"Kenapa tadi gak mau aku jemput aja?" Shandy dan Senja berjalan beriringan. Menaiki eskalator menuju lantai dua, tempat diselenggarakannya acara launching buku.
Senja tersenyum lebar, kemudian menggeleng. "Nggak usah kak, nanti ngerepotin," balasnya. Degup jantungnya masih belum aman. Baru kali ini dia jalan berdua bersama dengan seorang cowok, apalagi cowok yang selama ini disukai olehnya.
Entah Shandy mendapatkan ide darimana mengajak Senja menghadiri acara launching buku seperti ini. Senja sangat menyukainya. Mungkin jika Shandy mengajaknya ke tempat lain seperti nonton bioskop atau hanya nongkrong, Senja pasti akan mencari seribu alasan untuk menolaknya.
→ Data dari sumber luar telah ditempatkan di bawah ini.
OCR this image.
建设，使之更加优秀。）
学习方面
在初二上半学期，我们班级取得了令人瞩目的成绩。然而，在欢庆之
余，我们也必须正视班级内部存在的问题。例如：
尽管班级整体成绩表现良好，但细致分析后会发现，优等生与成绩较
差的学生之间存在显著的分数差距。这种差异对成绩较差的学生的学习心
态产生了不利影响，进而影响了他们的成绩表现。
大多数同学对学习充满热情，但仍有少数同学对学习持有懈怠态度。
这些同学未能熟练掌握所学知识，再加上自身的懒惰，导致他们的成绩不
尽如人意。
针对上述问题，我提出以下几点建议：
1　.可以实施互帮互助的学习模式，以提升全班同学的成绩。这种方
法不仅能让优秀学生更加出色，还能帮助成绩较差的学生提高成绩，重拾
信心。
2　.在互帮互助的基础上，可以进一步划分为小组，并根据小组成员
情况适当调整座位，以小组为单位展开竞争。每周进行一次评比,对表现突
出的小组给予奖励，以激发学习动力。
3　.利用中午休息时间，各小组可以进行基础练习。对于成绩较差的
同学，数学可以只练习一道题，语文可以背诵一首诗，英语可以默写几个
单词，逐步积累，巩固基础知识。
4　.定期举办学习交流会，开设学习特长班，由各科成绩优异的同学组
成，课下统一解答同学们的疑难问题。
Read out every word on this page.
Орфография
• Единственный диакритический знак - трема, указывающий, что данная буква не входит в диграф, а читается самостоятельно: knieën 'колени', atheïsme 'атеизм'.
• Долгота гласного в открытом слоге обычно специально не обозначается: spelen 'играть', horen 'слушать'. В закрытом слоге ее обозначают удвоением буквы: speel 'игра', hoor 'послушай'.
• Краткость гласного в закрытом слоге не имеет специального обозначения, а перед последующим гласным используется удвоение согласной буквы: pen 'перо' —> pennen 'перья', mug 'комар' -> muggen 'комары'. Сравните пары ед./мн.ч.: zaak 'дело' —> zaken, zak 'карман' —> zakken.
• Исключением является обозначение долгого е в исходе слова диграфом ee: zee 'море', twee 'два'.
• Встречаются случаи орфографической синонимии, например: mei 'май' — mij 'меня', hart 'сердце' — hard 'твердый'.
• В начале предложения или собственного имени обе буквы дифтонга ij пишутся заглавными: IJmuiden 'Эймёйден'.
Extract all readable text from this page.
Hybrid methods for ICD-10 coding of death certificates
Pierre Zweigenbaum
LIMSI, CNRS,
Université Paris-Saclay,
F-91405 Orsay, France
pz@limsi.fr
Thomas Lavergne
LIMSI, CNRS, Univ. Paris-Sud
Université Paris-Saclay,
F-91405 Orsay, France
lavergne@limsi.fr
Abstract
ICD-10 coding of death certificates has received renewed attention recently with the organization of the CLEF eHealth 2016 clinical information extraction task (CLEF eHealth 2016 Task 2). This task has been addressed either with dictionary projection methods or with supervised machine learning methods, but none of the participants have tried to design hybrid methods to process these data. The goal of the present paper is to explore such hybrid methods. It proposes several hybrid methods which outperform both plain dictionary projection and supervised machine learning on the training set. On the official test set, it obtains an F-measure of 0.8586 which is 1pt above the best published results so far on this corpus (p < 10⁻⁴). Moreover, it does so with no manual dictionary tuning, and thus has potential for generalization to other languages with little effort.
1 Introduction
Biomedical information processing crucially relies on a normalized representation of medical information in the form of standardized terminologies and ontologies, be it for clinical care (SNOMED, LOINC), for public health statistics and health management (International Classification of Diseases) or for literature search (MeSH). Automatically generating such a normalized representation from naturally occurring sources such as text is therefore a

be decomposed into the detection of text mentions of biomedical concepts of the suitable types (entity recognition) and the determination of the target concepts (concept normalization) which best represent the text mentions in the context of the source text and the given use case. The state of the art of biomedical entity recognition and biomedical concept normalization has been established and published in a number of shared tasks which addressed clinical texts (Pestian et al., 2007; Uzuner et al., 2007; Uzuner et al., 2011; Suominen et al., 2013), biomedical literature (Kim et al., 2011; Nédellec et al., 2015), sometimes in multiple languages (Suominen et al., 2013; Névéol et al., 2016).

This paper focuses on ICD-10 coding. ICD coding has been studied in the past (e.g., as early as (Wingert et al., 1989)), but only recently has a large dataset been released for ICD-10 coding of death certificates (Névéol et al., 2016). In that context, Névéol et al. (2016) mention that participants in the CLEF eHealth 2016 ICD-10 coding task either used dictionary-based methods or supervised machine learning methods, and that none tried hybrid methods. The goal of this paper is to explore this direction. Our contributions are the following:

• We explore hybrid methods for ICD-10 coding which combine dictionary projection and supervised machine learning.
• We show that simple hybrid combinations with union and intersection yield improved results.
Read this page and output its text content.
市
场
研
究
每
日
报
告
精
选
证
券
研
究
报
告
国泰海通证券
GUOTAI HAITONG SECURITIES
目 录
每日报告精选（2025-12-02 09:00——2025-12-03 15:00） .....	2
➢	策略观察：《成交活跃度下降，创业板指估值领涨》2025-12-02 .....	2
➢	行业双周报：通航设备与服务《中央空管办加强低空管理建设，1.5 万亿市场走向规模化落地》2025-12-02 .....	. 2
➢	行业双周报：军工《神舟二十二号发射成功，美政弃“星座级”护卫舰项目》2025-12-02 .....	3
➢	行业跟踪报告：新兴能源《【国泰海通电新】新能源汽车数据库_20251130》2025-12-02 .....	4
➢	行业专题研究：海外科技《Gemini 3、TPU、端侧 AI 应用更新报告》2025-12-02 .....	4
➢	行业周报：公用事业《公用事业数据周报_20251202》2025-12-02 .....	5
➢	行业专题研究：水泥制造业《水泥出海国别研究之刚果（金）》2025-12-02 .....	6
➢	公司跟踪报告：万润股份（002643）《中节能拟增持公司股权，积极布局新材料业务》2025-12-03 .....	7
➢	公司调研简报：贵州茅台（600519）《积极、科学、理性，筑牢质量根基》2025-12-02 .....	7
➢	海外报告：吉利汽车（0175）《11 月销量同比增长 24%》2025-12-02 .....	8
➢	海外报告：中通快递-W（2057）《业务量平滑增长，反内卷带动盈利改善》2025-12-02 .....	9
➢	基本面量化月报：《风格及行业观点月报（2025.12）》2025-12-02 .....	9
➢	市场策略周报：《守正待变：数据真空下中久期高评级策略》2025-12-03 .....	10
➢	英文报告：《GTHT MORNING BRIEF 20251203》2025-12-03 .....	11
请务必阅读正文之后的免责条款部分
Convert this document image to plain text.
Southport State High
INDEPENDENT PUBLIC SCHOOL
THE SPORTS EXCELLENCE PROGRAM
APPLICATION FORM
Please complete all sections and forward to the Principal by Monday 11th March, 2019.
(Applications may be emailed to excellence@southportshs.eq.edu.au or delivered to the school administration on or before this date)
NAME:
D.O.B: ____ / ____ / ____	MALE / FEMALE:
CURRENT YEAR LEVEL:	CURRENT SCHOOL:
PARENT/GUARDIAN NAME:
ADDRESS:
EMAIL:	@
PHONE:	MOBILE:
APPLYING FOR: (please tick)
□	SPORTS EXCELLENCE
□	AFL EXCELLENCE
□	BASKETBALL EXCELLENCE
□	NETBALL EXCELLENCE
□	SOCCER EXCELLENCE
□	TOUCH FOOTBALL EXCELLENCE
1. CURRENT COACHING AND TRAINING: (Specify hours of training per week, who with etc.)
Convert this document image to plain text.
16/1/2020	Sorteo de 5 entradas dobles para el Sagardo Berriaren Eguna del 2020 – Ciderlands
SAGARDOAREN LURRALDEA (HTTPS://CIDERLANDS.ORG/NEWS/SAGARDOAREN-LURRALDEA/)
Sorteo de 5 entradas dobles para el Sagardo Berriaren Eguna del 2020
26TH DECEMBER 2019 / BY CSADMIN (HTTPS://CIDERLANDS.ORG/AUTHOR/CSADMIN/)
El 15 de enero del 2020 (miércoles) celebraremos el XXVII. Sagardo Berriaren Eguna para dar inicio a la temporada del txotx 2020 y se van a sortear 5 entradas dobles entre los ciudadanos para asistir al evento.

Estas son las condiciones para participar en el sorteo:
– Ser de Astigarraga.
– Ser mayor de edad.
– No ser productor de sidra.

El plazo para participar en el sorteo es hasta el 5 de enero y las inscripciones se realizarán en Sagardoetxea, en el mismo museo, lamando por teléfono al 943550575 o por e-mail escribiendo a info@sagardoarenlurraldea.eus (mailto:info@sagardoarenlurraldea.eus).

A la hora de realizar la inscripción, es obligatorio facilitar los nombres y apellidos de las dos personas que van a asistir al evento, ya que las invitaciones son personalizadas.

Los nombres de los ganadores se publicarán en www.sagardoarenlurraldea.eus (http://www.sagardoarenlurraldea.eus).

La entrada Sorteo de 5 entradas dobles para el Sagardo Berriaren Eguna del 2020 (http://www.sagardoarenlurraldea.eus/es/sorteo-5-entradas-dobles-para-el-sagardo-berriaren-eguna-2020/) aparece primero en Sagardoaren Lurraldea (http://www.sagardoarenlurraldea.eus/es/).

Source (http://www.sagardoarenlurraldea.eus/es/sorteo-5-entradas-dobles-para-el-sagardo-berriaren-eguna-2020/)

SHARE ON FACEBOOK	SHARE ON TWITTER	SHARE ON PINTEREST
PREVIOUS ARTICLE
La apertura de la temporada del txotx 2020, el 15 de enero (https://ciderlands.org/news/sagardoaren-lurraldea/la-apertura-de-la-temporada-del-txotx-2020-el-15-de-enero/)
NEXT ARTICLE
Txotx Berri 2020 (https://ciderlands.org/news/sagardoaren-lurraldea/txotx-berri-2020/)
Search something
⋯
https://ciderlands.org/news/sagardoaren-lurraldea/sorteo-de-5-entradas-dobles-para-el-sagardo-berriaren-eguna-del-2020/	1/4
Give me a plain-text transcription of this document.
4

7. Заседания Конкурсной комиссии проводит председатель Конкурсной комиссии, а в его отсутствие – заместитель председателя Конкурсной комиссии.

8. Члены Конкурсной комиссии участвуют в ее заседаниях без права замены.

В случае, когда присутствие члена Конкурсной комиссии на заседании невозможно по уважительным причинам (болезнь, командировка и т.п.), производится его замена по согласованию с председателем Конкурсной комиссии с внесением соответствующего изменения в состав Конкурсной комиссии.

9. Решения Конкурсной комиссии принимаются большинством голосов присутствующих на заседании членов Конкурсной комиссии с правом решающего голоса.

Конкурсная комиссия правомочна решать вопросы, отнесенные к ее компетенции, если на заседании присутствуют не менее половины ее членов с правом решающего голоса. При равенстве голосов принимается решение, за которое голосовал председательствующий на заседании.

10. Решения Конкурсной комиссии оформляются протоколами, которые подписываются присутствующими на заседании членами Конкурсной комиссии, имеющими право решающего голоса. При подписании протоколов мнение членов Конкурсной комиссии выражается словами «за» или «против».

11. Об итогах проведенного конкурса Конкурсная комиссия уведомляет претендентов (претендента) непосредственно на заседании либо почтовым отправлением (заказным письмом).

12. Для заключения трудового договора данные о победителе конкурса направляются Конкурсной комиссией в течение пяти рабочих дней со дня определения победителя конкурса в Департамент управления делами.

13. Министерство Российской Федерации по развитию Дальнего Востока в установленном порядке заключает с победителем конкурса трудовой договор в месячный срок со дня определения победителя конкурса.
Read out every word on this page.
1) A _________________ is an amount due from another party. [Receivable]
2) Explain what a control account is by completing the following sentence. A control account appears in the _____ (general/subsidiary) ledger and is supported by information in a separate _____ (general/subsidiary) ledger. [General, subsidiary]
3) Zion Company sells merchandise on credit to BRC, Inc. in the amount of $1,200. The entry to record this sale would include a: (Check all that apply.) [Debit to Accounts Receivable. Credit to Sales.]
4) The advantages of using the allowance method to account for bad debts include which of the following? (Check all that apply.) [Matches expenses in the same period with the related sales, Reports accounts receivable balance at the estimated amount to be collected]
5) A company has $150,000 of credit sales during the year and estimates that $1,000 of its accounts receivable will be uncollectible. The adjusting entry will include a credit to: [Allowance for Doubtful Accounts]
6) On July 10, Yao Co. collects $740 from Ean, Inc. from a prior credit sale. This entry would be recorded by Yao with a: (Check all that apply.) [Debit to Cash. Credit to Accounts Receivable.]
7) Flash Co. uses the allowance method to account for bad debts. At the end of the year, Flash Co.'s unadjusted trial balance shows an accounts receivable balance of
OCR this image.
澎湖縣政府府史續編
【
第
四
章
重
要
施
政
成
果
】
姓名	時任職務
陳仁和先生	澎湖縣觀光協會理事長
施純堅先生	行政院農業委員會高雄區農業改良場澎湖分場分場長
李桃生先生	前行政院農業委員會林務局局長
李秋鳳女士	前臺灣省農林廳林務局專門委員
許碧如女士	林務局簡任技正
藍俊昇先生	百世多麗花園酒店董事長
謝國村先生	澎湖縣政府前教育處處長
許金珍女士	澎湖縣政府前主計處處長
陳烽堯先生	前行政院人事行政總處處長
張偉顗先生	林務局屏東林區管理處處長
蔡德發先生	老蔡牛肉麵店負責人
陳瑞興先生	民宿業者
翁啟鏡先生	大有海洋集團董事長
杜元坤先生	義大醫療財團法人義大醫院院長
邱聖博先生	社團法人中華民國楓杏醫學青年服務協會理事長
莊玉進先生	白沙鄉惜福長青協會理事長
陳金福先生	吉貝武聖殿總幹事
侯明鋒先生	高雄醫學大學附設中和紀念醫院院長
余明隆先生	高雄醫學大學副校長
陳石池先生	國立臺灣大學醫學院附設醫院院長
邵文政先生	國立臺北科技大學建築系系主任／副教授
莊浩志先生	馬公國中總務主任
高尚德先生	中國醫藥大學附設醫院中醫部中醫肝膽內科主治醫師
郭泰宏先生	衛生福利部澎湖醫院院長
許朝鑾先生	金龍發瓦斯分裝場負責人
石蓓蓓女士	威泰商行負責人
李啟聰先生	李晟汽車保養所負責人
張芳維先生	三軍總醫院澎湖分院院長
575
"Nggak lah. Nanti pulang aku anter ya," kata Shandy. "Jangan nolak! Aku gak biasa biarin cewek pulang sendirian," imbuhnya sebelum Senja membuka mulutnya untuk menolak.
Senja mengangguk pasrah. Baiklah dia akan menganggap hal itu sebagai kebaikan hati dari kakak kelasnya.
Area tengah lantai dua yang biasanya diisi oleh tumpukan buku pada meja-meja, disulap menjadi area acara launching buku. Tiket yang didapatkan oleh Shandy itu adalah tiket terbatas. Launching buku dari penulis favorit mereka berdua tersebut hanya mengeluarkan beberapa puluh tiket yang akan mendapatkan buku gratis beserta tanda-tangan dan souvenir lainnya. Selain yang mendapatkan tiket, mereka berbondong membeli buku dan mengantri mendapatkan tanda tangan sang penulis.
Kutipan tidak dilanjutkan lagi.